Thermobarometry of phengite‐bearing eclogites in the Dabie Mountains of central China

Abstract

Pressure–temperature conditions for formation of the peak metamorphic mineral assemblages in phengite‐bearing eclogites from Dabieshan have been assessed through a consideration of Fe²⁺–Mg²⁺ partitioning between garnet–omphacite and garnet–phengite pairs and of the reaction equilibrium celadonite+pyrope+grossular=muscovite+diopside, which incorporates an evaluation of the extent of the strongly pressure‐dependent inverse Tschermak's molecule substitution in the phengites. For the latter equilibrium, the calibration and recommended activity–composition models indicated by Waters & Martin (1993) have been employed and importantly yield results consistent with petrographic evidence for the stability at peak conditions of coesite in certain samples and quartz in others.Confirmation that in some phengite‐eclogite samples peak silicate mineral assemblages have equilibrated at confining pressures sufficient for the stability of coesite (and in some cases even diamond) rather negates previous suggestions that coesite may have been stabilized in only very localized, possibly just intracrystalline, domains. Inherent difficulties in the evaluation of peak metamorphic temperatures from Fe²⁺–Mg²⁺ partitioning between mineral phases, due to uncertainties over Fe³⁺/Fe²⁺ ratios in the minerals (especially omphacites), and to re‐equilibration during extensive retrograde overprinting in some samples, are also assessed and discussed.Our results indicate the existence in south‐central Dabieshan of phengite eclogites with markedly different equilibration conditions within two structurally distinct tectonometamorphic terranes.

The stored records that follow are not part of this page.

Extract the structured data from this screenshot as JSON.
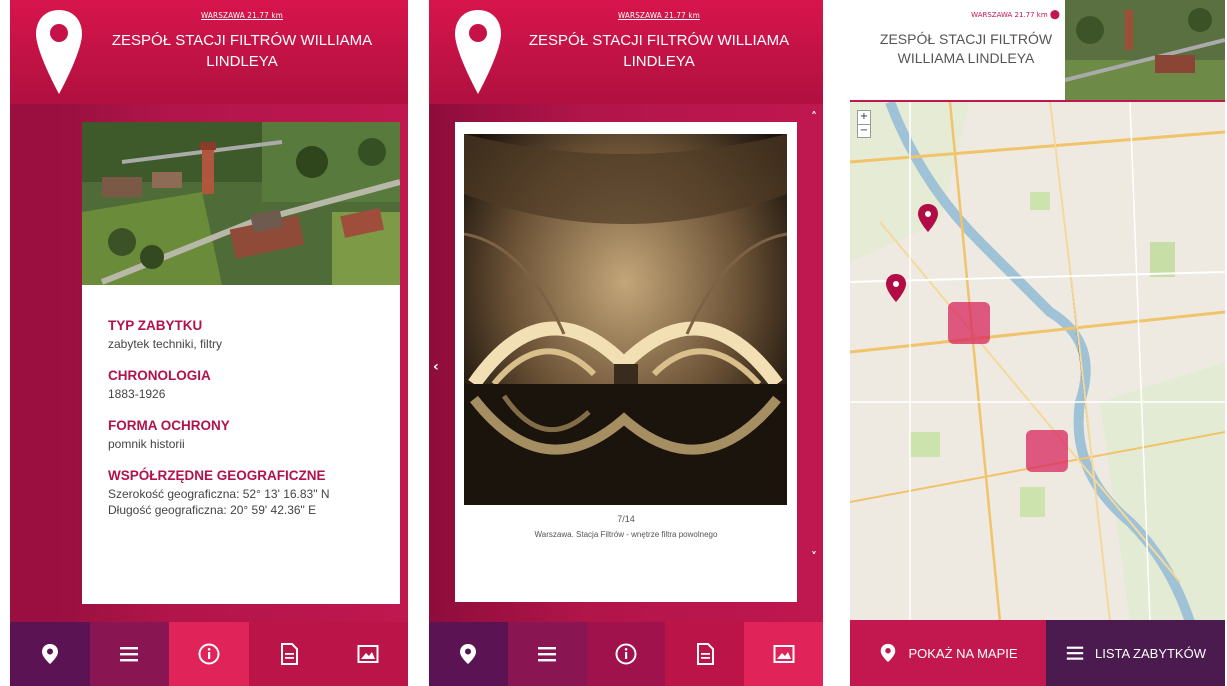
{
  "screens": [
    {
      "header": {
        "distance": "WARSZAWA 21.77 km",
        "title": "ZESPÓŁ STACJI FILTRÓW WILLIAMA LINDLEYA"
      },
      "details": [
        {
          "label": "TYP ZABYTKU",
          "value": "zabytek techniki, filtry"
        },
        {
          "label": "CHRONOLOGIA",
          "value": "1883-1926"
        },
        {
          "label": "FORMA OCHRONY",
          "value": "pomnik historii"
        },
        {
          "label": "WSPÓŁRZĘDNE GEOGRAFICZNE",
          "lines": [
            "Szerokość geograficzna: 52° 13' 16.83\" N",
            "Długość geograficzna: 20° 59' 42.36\" E"
          ]
        }
      ],
      "tabs": [
        {
          "icon": "map-pin-icon",
          "active": false
        },
        {
          "icon": "list-icon",
          "active": false
        },
        {
          "icon": "info-icon",
          "active": true
        },
        {
          "icon": "document-icon",
          "active": false
        },
        {
          "icon": "image-icon",
          "active": false
        }
      ]
    },
    {
      "header": {
        "distance": "WARSZAWA 21.77 km",
        "title": "ZESPÓŁ STACJI FILTRÓW WILLIAMA LINDLEYA"
      },
      "gallery": {
        "counter": "7/14",
        "caption": "Warszawa. Stacja Filtrów - wnętrze filtra powolnego"
      },
      "tabs": [
        {
          "icon": "map-pin-icon",
          "active": false
        },
        {
          "icon": "list-icon",
          "active": false
        },
        {
          "icon": "info-icon",
          "active": false
        },
        {
          "icon": "document-icon",
          "active": false
        },
        {
          "icon": "image-icon",
          "active": true
        }
      ]
    },
    {
      "header": {
        "distance": "WARSZAWA 21.77 km",
        "title": "ZESPÓŁ STACJI FILTRÓW WILLIAMA LINDLEYA"
      },
      "map": {
        "zoom_in": "+",
        "zoom_out": "−"
      },
      "buttons": {
        "show_on_map": "POKAŻ NA MAPIE",
        "list": "LISTA ZABYTKÓW"
      }
    }
  ],
  "colors": {
    "accent": "#c2184f",
    "purple": "#4b1a4e"
  }
}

Thus our data do not support earlier contentions that south‐central Dabieshan comprises a structurally coherent continental‐crust terrane with a regional P–T  gradient signalling previous deepest‐level subduction in the north. Instead, we recognize the Central Dabie ultra‐high‐pressure (coesite eclogite‐bearing) terrane to be structurally overlain by a Southern Dabie high‐pressure (quartz eclogite‐bearing) terrane at a major southerly dipping shear zone along which late orogenic extensional collapse appears to have eliminated at least 20 km of crustal section.